Ancistrus claro
- Conservation status: Least Concern (IUCN 3.1)

Scientific classification
- Kingdom: Animalia
- Phylum: Chordata
- Class: Actinopterygii
- Order: Siluriformes
- Family: Loricariidae
- Genus: Ancistrus
- Species: A. claro
- Binomial name: Ancistrus claro Knaack, 1999

= Ancistrus claro =

- Authority: Knaack, 1999
- Conservation status: LC

Species of fish

Ancistrus claro is a species of freshwater ray-finned fish belonging to the family Loricariidae, the suckermouth armoured catfishes, and the subfamily Hypostominae, the suckermouth catfishes. This catfish is endemic to Colombia.

==Taxonomy==
Ancistrus claro was first formally described in 1999 by the German ichthyologist and aquarist Joachim Knaack with its type locality given as the Claro River above the bridge, in the direction of Chapada dos Guimarães in the Brazilian state of Mato Grosso. Eschmeyer's Catalog of Fishes classified the genus Ancistrus in the subfamily Hypostominae, the suckermouth catfishes, within the suckermouth armored catfish family Loricariidae. It has also been classified in the tribe Ancistrini by some authorities.

==Etymology==
Ancistrus claro is classified in the genus Ancistrus, a name coined by Rudolf Kner when he proposed the genus but Kner did not explain the etymology of the name. It is thought to be from the Greek ágkistron, meaning a "fish hook" or the "hook of a spindle", a reference to the hooked odontodes on the interopercular bone. The specific name, claro, is the name of the type locality, the Claro River in Mato Grosso.

==Description==
Ancistrus claro reaches a standard length of 6.6 cm.

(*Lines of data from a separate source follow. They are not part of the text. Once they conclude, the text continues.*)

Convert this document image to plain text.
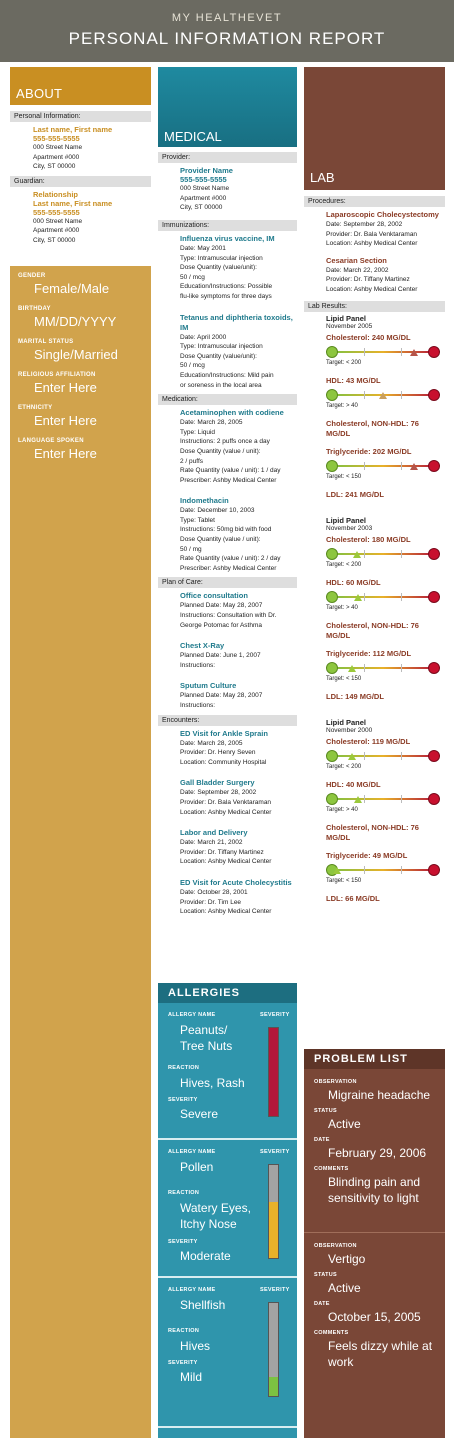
MY HEALTHEVET
PERSONAL INFORMATION REPORT
ABOUT
Personal Information:
Last name, First name
555-555-5555
000 Street Name
Apartment #000
City, ST 00000
Guardian:
Relationship
Last name, First name
555-555-5555
000 Street Name
Apartment #000
City, ST 00000
GENDER
Female/Male
BIRTHDAY
MM/DD/YYYY
MARITAL STATUS
Single/Married
RELIGIOUS AFFILIATION
Enter Here
ETHNICITY
Enter Here
LANGUAGE SPOKEN
Enter Here
MEDICAL
Provider:
Provider Name
555-555-5555
000 Street Name
Apartment #000
City, ST 00000
Immunizations:
Influenza virus vaccine, IM
Date: May 2001
Type: Intramuscular injection
Dose Quantity (value/unit):
50 / mcg
Education/Instructions: Possible
flu-like symptoms for three days
Tetanus and diphtheria toxoids, IM
Date: April 2000
Type: Intramuscular injection
Dose Quantity (value/unit):
50 / mcg
Education/Instructions: Mild pain
or soreness in the local area
Medication:
Acetaminophen with codiene
Date: March 28, 2005
Type: Liquid
Instructions: 2 puffs once a day
Dose Quantity (value / unit):
2 / puffs
Rate Quantity (value / unit): 1 / day
Prescriber: Ashby Medical Center
Indomethacin
Date: December 10, 2003
Type: Tablet
Instructions: 50mg bid with food
Dose Quantity (value / unit):
50 / mg
Rate Quantity (value / unit): 2 / day
Prescriber: Ashby Medical Center
Plan of Care:
Office consultation
Planned Date: May 28, 2007
Instructions: Consultation with Dr.
George Potomac for Asthma
Chest X-Ray
Planned Date: June 1, 2007
Instructions:
Sputum Culture
Planned Date: May 28, 2007
Instructions:
Encounters:
ED Visit for Ankle Sprain
Date: March 28, 2005
Provider: Dr. Henry Seven
Location: Community Hospital
Gall Bladder Surgery
Date: September 28, 2002
Provider: Dr. Bala Venktaraman
Location: Ashby Medical Center
Labor and Delivery
Date: March 21, 2002
Provider: Dr. Tiffany Martinez
Location: Ashby Medical Center
ED Visit for Acute Cholecystitis
Date: October 28, 2001
Provider: Dr. Tim Lee
Location: Ashby Medical Center
ALLERGIES
ALLERGY NAME	SEVERITY
Peanuts/ Tree Nuts
REACTION
Hives, Rash
SEVERITY
Severe
ALLERGY NAME	SEVERITY
Pollen
REACTION
Watery Eyes, Itchy Nose
SEVERITY
Moderate
ALLERGY NAME	SEVERITY
Shellfish
REACTION
Hives
SEVERITY
Mild
LAB
Procedures:
Laparoscopic Cholecystectomy
Date: September 28, 2002
Provider: Dr. Bala Venktaraman
Location: Ashby Medical Center
Cesarian Section
Date: March 22, 2002
Provider: Dr. Tiffany Martinez
Location: Ashby Medical Center
Lab Results:
Lipid Panel
November 2005
Cholesterol: 240 MG/DL
Target: < 200
HDL: 43 MG/DL
Target: > 40
Cholesterol, NON-HDL: 76 MG/DL
Triglyceride: 202 MG/DL
Target: < 150
LDL: 241 MG/DL
Lipid Panel
November 2003
Cholesterol: 180 MG/DL
Target: < 200
HDL: 60 MG/DL
Target: > 40
Cholesterol, NON-HDL: 76 MG/DL
Triglyceride: 112 MG/DL
Target: < 150
LDL: 149 MG/DL
Lipid Panel
November 2000
Cholesterol: 119 MG/DL
Target: < 200
HDL: 40 MG/DL
Target: > 40
Cholesterol, NON-HDL: 76 MG/DL
Triglyceride: 49 MG/DL
Target: < 150
LDL: 66 MG/DL
PROBLEM LIST
OBSERVATION
Migraine headache
STATUS
Active
DATE
February 29, 2006
COMMENTS
Blinding pain and sensitivity to light
OBSERVATION
Vertigo
STATUS
Active
DATE
October 15, 2005
COMMENTS
Feels dizzy while at work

Ancistrus species develop soft, bushy tentacles on the snout when sexually mature, these are better developed in the males than they are in females.

==Distribution and habit==
Ancistrus caucanus is endemic to Brazil, in the Claro River basin, a tributary of the Cuiabá River, in the upper portion of the Paraguay River drainage in the state of Mato Grosso. It is a diurnal riverine species found both in fast rocky stretches of rapids and the areas of slower current between them.